The other change the professor made was in how he'd told us to handle washing (detergent solution to eliminate nonspecific binding of antibodies). He had given each lab bench a squirt bottle... And that had knocked samples into the wrong Wells. Now, we were to pipette gently. I sat at my bench, shutting out everything else, slowly pouring wash into Wells 300 microliters at a time. Nothing else mattered, only this. Zen pipetting.

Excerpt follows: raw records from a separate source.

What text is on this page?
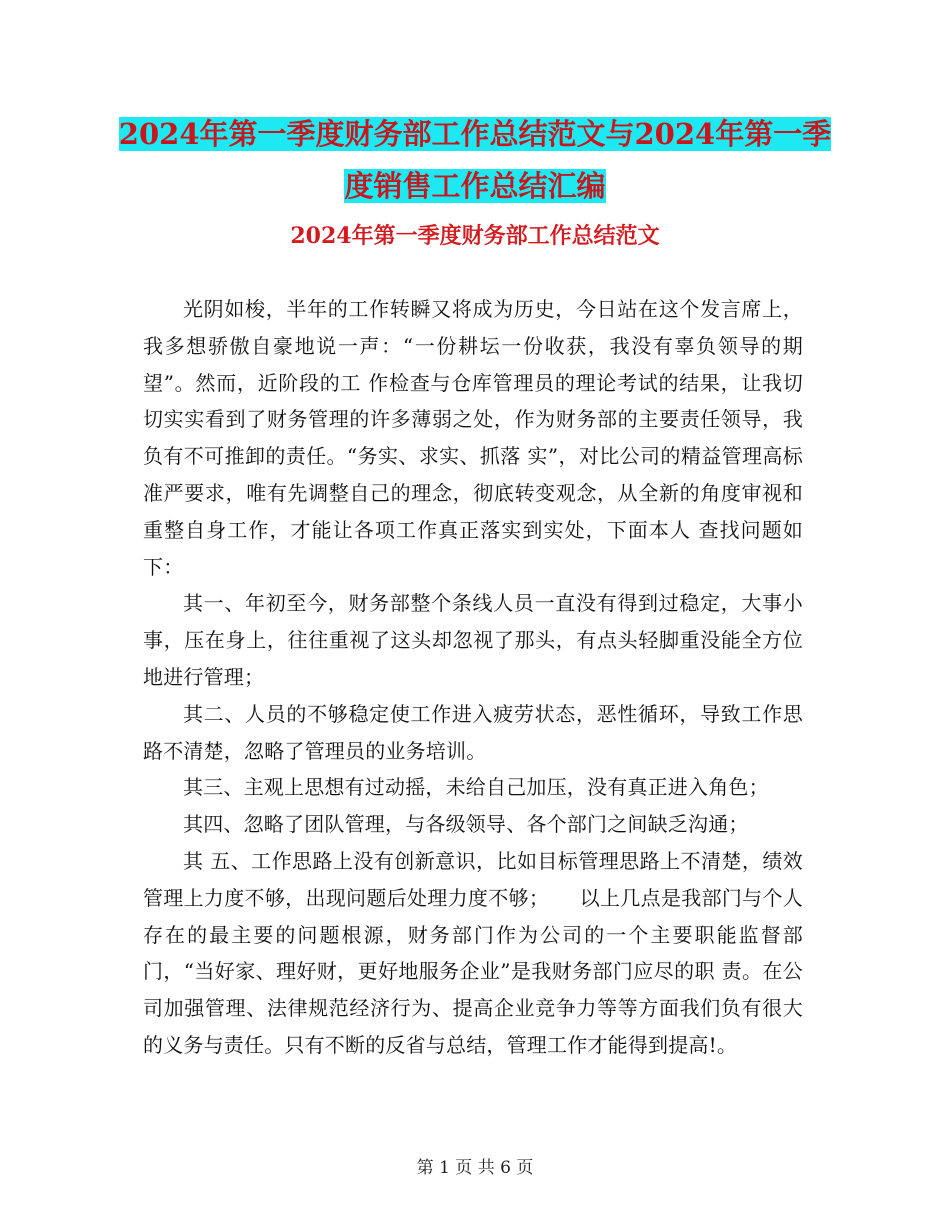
2024年第一季度财务部工作总结范文与2024年第一季
度销售工作总结汇编
2024年第一季度财务部工作总结范文

光阴如梭，半年的工作转瞬又将成为历史，今日站在这个发言席上，我多想骄傲自豪地说一声：“一份耕坛一份收获，我没有辜负领导的期望”。然而，近阶段的工 作检查与仓库管理员的理论考试的结果，让我切切实实看到了财务管理的许多薄弱之处，作为财务部的主要责任领导，我负有不可推卸的责任。“务实、求实、抓落 实”，对比公司的精益管理高标准严要求，唯有先调整自己的理念，彻底转变观念，从全新的角度审视和重整自身工作，才能让各项工作真正落实到实处，下面本人 查找问题如下：

其一、年初至今，财务部整个条线人员一直没有得到过稳定，大事小事，压在身上，往往重视了这头却忽视了那头，有点头轻脚重没能全方位地进行管理；

其二、人员的不够稳定使工作进入疲劳状态，恶性循环，导致工作思路不清楚，忽略了管理员的业务培训。

其三、主观上思想有过动摇，未给自己加压，没有真正进入角色；

其四、忽略了团队管理，与各级领导、各个部门之间缺乏沟通；

其 五、工作思路上没有创新意识，比如目标管理思路上不清楚，绩效管理上力度不够，出现问题后处理力度不够；　　以上几点是我部门与个人存在的最主要的问题根源，财务部门作为公司的一个主要职能监督部门，“当好家、理好财，更好地服务企业”是我财务部门应尽的职 责。在公司加强管理、法律规范经济行为、提高企业竞争力等等方面我们负有很大的义务与责任。只有不断的反省与总结，管理工作才能得到提高!。

第 1 页 共 6 页
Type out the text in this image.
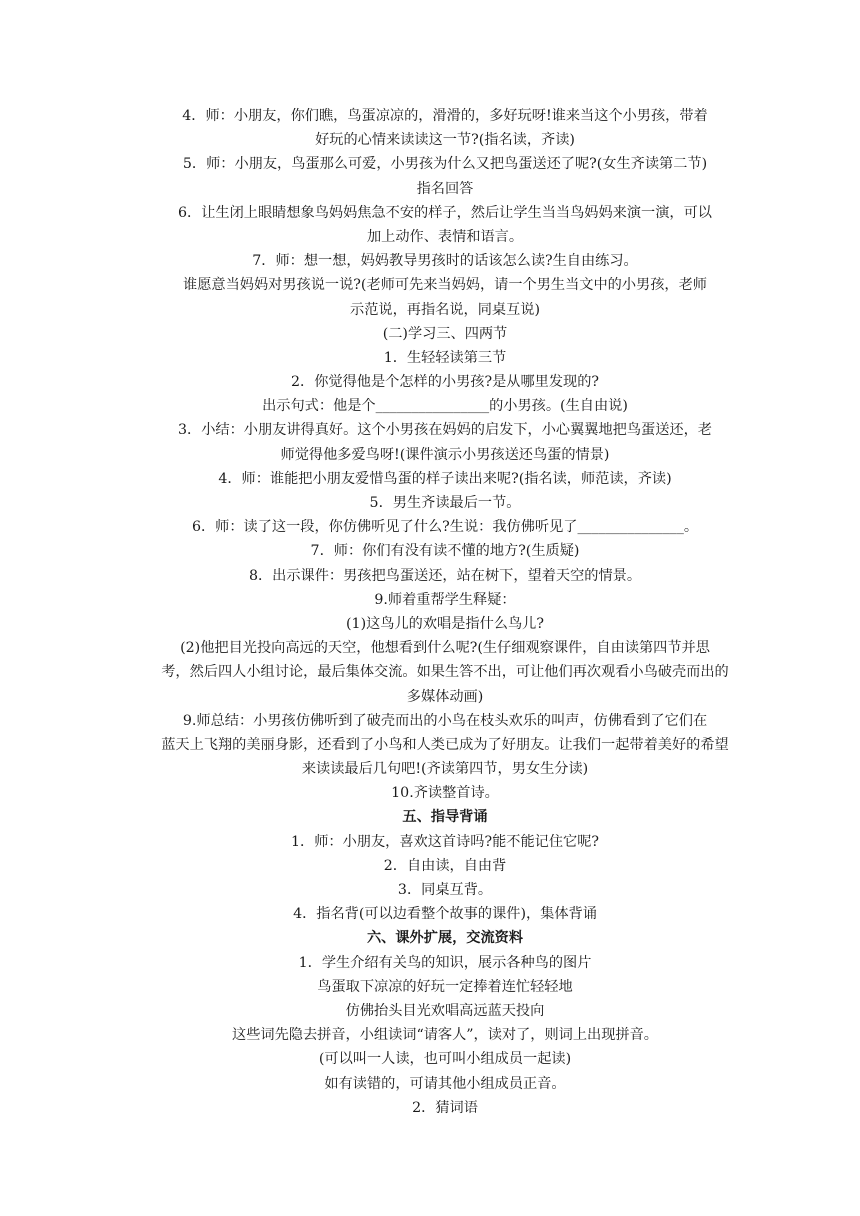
4．师：小朋友，你们瞧，鸟蛋凉凉的，滑滑的，多好玩呀!谁来当这个小男孩，带着
好玩的心情来读读这一节?(指名读，齐读)
5．师：小朋友，鸟蛋那么可爱，小男孩为什么又把鸟蛋送还了呢?(女生齐读第二节)
指名回答
6．让生闭上眼睛想象鸟妈妈焦急不安的样子，然后让学生当当鸟妈妈来演一演，可以
加上动作、表情和语言。
7．师：想一想，妈妈教导男孩时的话该怎么读?生自由练习。
谁愿意当妈妈对男孩说一说?(老师可先来当妈妈，请一个男生当文中的小男孩，老师
示范说，再指名说，同桌互说)
(二)学习三、四两节
1．生轻轻读第三节
2．你觉得他是个怎样的小男孩?是从哪里发现的?
出示句式：他是个________________的小男孩。(生自由说)
3．小结：小朋友讲得真好。这个小男孩在妈妈的启发下，小心翼翼地把鸟蛋送还，老
师觉得他多爱鸟呀!(课件演示小男孩送还鸟蛋的情景)
4．师：谁能把小朋友爱惜鸟蛋的样子读出来呢?(指名读，师范读，齐读)
5．男生齐读最后一节。
6．师：读了这一段，你仿佛听见了什么?生说：我仿佛听见了_______________。
7．师：你们有没有读不懂的地方?(生质疑)
8．出示课件：男孩把鸟蛋送还，站在树下，望着天空的情景。
9.师着重帮学生释疑：
(1)这鸟儿的欢唱是指什么鸟儿?
(2)他把目光投向高远的天空，他想看到什么呢?(生仔细观察课件，自由读第四节并思
考，然后四人小组讨论，最后集体交流。如果生答不出，可让他们再次观看小鸟破壳而出的
多媒体动画)
9.师总结：小男孩仿佛听到了破壳而出的小鸟在枝头欢乐的叫声，仿佛看到了它们在
蓝天上飞翔的美丽身影，还看到了小鸟和人类已成为了好朋友。让我们一起带着美好的希望
来读读最后几句吧!(齐读第四节，男女生分读)
10.齐读整首诗。
五、指导背诵
1．师：小朋友，喜欢这首诗吗?能不能记住它呢?
2．自由读，自由背
3．同桌互背。
4．指名背(可以边看整个故事的课件)，集体背诵
六、课外扩展，交流资料
1．学生介绍有关鸟的知识，展示各种鸟的图片
鸟蛋取下凉凉的好玩一定捧着连忙轻轻地
仿佛抬头目光欢唱高远蓝天投向
这些词先隐去拼音，小组读词“请客人”，读对了，则词上出现拼音。
(可以叫一人读，也可叫小组成员一起读)
如有读错的，可请其他小组成员正音。
2．猜词语
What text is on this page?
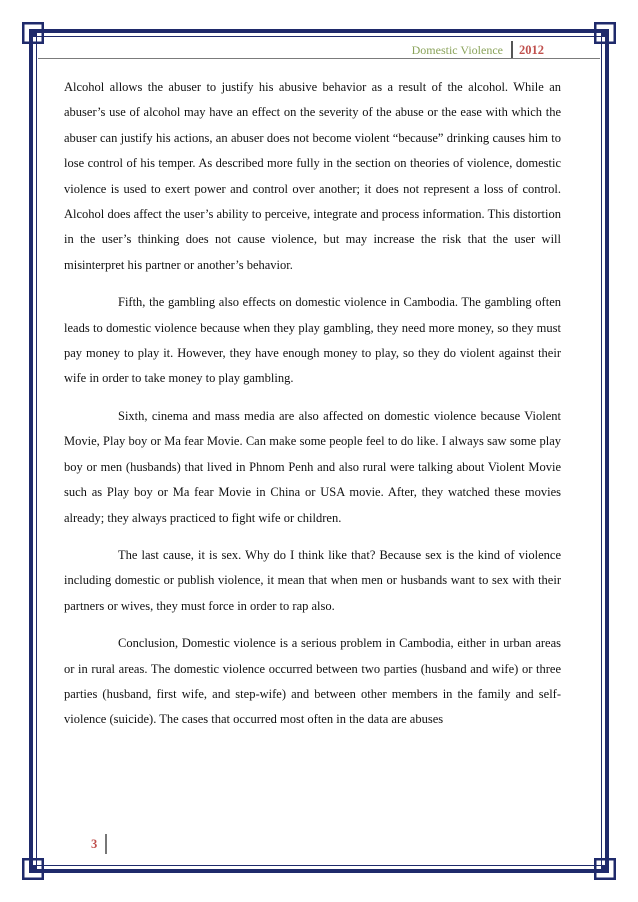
Domestic Violence 2012

Alcohol allows the abuser to justify his abusive behavior as a result of the alcohol. While an abuser’s use of alcohol may have an effect on the severity of the abuse or the ease with which the abuser can justify his actions, an abuser does not become violent “because” drinking causes him to lose control of his temper. As described more fully in the section on theories of violence, domestic violence is used to exert power and control over another; it does not represent a loss of control. Alcohol does affect the user’s ability to perceive, integrate and process information. This distortion in the user’s thinking does not cause violence, but may increase the risk that the user will misinterpret his partner or another’s behavior.

Fifth, the gambling also effects on domestic violence in Cambodia. The gambling often leads to domestic violence because when they play gambling, they need more money, so they must pay money to play it. However, they have enough money to play, so they do violent against their wife in order to take money to play gambling.

Sixth, cinema and mass media are also affected on domestic violence because Violent Movie, Play boy or Ma fear Movie. Can make some people feel to do like. I always saw some play boy or men (husbands) that lived in Phnom Penh and also rural were talking about Violent Movie such as Play boy or Ma fear Movie in China or USA movie. After, they watched these movies already; they always practiced to fight wife or children.

The last cause, it is sex. Why do I think like that? Because sex is the kind of violence including domestic or publish violence, it mean that when men or husbands want to sex with their partners or wives, they must force in order to rap also.

Conclusion, Domestic violence is a serious problem in Cambodia, either in urban areas or in rural areas. The domestic violence occurred between two parties (husband and wife) or three parties (husband, first wife, and step-wife) and between other members in the family and self-violence (suicide). The cases that occurred most often in the data are abuses

3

We get too busy. I know I get too busy. I lose track of commitments, I keep multiple lists, I worry about timing and obligations and finances... But for this moment, all of it is behind a closed door. Only the flow of the wash into the well matters. I have another class - and an hour drive before that - but now it's antibodies and antigen.
Life is like that. If you hurry, you risk making mistakes. Sometimes you need to take a deep breath and just focus on one thing, the task at hand.